È stato inaugurato in questi giorni il murales che l’artista Deborah Pietragalla ha realizzato per la sala d’attesa del servizio DAMA di Asst Lariana, completamente rinnovata grazie al contributo del Lions Club di San Fermo della Battaglia, attivo dal 2023 nella promozione di iniziative di utilità sociale, civica e solidale a sostegno della comunità. All’evento hanno partecipato il direttore socio sanitario Maurizio Morlotti, il referente del servizio DAMA dottor Andrea Di Francesco con tutto il suo staff, e il presidente del Lions Club, l’avvocato Fabio Ansideri, accompagnato da una nutrita rappresentanza di soci quale segno del coinvolgimento e dell’interesse all’iniziativa.
L’opera, intitolata “Soffio azzurro”, raffigura un paesaggio dai colori tenui che, come spiega l’artista “avvolge lo sguardo in un’atmosfera di quiete”. Al centro, “due aironi bianchi si innalzano verso una luce radiosa, portando un senso di speranza e leggerezza”. È così che “l’attesa si trasforma in un momento di calma, dove i pensieri – prosegue – si dissolvono lasciando spazio alla bellezza”. Laureata in architettura al Politecnico di Milano, Deborah Pietragalla ha collaborato con importanti studi, maturando un’ampia esperienza nell’interior design e nella scenografia.
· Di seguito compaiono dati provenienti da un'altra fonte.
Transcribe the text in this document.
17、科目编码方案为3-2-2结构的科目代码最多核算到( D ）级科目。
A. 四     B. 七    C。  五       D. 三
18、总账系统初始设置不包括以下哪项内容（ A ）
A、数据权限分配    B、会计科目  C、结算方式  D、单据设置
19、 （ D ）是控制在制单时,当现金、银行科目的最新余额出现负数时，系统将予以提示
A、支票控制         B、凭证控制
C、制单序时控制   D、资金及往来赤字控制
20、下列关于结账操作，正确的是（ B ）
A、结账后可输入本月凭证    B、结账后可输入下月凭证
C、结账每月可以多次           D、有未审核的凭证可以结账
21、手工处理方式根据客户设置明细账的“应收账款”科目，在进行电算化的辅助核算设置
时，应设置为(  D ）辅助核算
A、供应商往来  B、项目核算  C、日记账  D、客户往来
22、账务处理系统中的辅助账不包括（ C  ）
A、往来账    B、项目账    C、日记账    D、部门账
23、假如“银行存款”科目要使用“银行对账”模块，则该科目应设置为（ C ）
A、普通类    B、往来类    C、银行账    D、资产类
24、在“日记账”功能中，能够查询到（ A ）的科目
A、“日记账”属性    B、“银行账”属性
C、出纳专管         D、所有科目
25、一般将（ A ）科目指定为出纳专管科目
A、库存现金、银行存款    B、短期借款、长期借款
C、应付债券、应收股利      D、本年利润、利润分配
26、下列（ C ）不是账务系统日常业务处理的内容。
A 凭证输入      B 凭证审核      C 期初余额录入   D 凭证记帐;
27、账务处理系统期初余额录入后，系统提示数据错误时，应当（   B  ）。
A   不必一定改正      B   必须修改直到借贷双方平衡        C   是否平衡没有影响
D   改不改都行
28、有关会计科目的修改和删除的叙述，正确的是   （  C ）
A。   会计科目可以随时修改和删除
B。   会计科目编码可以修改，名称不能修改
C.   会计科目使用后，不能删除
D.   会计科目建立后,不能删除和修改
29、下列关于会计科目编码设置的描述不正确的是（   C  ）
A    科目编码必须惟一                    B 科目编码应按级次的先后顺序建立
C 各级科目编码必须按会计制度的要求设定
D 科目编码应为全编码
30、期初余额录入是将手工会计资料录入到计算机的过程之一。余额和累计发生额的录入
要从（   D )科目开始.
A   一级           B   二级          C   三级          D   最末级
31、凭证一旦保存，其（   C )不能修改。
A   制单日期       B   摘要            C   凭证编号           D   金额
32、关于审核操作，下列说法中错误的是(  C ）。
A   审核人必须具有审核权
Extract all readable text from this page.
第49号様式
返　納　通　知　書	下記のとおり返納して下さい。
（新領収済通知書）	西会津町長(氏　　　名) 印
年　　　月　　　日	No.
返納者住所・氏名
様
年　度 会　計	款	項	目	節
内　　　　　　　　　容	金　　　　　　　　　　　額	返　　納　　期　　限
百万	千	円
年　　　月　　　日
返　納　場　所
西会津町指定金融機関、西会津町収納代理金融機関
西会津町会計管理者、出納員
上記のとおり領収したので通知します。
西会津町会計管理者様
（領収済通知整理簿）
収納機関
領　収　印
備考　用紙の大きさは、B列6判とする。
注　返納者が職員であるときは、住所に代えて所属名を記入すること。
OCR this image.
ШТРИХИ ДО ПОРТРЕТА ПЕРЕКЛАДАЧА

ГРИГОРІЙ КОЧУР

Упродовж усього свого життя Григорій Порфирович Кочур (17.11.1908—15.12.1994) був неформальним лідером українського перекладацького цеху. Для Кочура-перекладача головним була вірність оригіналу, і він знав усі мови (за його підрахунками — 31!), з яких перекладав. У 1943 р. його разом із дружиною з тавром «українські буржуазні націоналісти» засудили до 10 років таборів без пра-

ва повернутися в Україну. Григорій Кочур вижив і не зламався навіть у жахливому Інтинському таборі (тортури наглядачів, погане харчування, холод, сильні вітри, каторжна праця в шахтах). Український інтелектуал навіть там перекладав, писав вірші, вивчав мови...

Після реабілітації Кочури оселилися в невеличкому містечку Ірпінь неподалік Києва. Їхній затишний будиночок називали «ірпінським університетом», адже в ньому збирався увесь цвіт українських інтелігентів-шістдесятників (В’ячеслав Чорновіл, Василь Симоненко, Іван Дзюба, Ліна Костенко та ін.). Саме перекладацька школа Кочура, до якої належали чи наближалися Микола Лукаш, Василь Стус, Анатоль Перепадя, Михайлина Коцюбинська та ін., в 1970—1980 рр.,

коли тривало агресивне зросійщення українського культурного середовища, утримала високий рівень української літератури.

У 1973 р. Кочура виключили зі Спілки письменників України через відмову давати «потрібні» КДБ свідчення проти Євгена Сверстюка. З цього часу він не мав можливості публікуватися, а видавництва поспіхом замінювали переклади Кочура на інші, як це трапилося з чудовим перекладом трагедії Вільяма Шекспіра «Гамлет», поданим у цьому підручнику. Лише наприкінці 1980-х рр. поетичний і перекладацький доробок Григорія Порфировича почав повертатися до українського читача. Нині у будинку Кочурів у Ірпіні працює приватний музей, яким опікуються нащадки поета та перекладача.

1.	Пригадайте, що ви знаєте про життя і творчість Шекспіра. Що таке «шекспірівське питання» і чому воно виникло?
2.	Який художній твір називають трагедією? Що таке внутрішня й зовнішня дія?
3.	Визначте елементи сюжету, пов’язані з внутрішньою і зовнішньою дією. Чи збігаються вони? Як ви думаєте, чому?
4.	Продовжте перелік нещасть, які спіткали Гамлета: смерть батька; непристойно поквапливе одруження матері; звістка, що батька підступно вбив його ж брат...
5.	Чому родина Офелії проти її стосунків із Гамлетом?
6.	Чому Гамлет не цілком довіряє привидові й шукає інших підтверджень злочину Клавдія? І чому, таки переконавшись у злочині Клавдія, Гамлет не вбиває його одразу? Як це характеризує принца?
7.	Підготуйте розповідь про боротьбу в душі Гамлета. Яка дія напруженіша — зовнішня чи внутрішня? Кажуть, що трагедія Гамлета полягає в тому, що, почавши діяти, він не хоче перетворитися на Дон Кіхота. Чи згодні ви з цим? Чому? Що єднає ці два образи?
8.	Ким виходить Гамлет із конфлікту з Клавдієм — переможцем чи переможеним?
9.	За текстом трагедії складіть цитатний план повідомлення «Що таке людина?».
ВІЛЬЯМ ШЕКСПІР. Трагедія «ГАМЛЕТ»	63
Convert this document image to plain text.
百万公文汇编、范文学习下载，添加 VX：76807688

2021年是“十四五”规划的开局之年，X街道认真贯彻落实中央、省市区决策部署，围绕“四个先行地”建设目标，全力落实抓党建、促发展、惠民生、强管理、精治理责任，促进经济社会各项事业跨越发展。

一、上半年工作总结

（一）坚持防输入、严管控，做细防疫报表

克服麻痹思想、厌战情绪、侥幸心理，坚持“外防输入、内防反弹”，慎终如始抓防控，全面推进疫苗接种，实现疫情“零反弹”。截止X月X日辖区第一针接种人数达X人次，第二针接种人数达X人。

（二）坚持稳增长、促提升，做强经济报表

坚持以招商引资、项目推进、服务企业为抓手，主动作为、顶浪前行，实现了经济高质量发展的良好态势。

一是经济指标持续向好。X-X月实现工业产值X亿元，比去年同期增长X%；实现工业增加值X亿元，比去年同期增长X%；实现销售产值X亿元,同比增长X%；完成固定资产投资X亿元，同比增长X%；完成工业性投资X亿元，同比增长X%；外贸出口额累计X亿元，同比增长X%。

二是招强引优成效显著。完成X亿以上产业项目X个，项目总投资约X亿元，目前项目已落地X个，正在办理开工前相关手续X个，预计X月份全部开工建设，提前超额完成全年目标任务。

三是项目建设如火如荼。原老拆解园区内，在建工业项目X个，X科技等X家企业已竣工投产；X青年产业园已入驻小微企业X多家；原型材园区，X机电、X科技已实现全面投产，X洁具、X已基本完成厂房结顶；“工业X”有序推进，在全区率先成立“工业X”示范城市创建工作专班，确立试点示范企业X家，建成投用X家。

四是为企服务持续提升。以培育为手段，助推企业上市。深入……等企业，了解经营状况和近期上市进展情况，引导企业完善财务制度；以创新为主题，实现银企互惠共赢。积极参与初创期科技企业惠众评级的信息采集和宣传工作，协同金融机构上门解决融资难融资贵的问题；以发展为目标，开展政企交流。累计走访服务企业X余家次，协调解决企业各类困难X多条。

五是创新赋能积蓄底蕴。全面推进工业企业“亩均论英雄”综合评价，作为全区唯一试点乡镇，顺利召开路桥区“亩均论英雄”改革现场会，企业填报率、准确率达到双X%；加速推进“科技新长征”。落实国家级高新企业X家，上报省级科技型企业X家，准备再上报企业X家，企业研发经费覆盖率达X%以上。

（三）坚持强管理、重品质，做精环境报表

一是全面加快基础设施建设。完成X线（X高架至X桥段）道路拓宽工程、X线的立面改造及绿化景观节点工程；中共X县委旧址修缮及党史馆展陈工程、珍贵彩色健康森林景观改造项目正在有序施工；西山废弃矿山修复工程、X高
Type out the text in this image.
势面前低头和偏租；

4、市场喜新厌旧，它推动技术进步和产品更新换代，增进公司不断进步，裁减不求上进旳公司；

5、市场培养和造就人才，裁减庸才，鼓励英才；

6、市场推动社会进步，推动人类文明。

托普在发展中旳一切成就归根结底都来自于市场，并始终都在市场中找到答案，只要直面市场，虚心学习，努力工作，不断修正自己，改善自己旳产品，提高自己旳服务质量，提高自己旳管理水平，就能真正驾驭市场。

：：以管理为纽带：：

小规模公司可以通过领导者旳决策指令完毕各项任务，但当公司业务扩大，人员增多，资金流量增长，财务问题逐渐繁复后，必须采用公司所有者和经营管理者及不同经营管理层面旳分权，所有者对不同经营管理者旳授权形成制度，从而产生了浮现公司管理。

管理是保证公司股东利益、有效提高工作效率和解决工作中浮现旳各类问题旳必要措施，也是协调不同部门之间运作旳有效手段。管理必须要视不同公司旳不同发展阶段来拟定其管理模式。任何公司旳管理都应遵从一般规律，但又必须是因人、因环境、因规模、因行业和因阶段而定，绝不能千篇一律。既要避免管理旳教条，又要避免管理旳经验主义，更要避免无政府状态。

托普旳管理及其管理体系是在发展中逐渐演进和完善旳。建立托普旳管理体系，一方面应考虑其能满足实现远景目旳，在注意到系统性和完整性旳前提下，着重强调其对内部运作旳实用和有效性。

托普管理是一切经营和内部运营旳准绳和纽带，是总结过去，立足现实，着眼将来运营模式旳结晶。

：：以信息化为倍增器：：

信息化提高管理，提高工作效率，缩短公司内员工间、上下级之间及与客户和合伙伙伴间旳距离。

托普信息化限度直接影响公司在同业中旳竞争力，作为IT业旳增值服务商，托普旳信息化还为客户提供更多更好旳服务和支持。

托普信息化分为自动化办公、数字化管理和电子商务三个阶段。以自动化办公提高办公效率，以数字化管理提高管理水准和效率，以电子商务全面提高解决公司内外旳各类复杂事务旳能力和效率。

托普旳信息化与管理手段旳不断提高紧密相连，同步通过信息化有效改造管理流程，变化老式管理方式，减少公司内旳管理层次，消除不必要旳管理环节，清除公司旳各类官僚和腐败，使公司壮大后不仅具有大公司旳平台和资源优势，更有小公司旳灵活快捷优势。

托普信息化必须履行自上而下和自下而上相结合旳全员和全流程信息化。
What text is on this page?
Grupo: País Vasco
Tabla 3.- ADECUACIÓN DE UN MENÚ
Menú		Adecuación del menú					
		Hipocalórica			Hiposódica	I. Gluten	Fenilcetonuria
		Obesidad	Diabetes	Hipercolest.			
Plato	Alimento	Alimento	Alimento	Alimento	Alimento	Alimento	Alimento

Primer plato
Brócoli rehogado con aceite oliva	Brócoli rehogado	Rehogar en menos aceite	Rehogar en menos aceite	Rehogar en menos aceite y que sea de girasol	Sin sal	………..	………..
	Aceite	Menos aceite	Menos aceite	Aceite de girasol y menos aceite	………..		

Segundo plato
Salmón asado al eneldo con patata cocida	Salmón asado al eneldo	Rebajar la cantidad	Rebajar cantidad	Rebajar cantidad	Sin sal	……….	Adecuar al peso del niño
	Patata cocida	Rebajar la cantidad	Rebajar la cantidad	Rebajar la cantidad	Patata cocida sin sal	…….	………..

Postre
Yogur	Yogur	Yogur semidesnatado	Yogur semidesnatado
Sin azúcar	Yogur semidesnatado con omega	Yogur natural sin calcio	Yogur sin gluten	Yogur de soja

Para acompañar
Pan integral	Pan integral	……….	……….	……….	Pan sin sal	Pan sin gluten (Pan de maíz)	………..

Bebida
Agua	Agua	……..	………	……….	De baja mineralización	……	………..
Oggi si definisce una wall painter, una forma d’arte che le consente di entrare in contatto con luoghi e persone, donando nuova identità agli spazi.

“Questo murales rappresenta molto più di un intervento estetico – sottolinea Di Francesco – Per i nostri pazienti speciali e per i caregiver l’ambiente di attesa è parte integrante del percorso di cura: uno spazio accogliente e rassicurante contribuisce a ridurre l’ansia e a migliorare l’esperienza sanitaria”. “La collaborazione con il territorio e con il volontariato è fondamentale – aggiunge il direttore socio sanitario Maurizio Morlotti – Grazie al Lions Club abbiamo potuto offrire un ambiente rinnovato e in linea con la missione di Asst Lariana di mettere al centro la persona e i suoi bisogni”.
Il servizio DAMA (Disabled Advanced Medical Assistance) fa parte della rete regionale che promuove percorsi integrati tra ospedale e territorio, favorendo una cultura dell’accoglienza attenta ai bisogni delle persone con disabilità e dei loro caregiver. I percorsi DAMA prevedono una corsia dedicata a pazienti con gravi disabilità intellettive e neuromotorie o malattie rare con importanti deficit sensoriali, facilitandone l’accesso.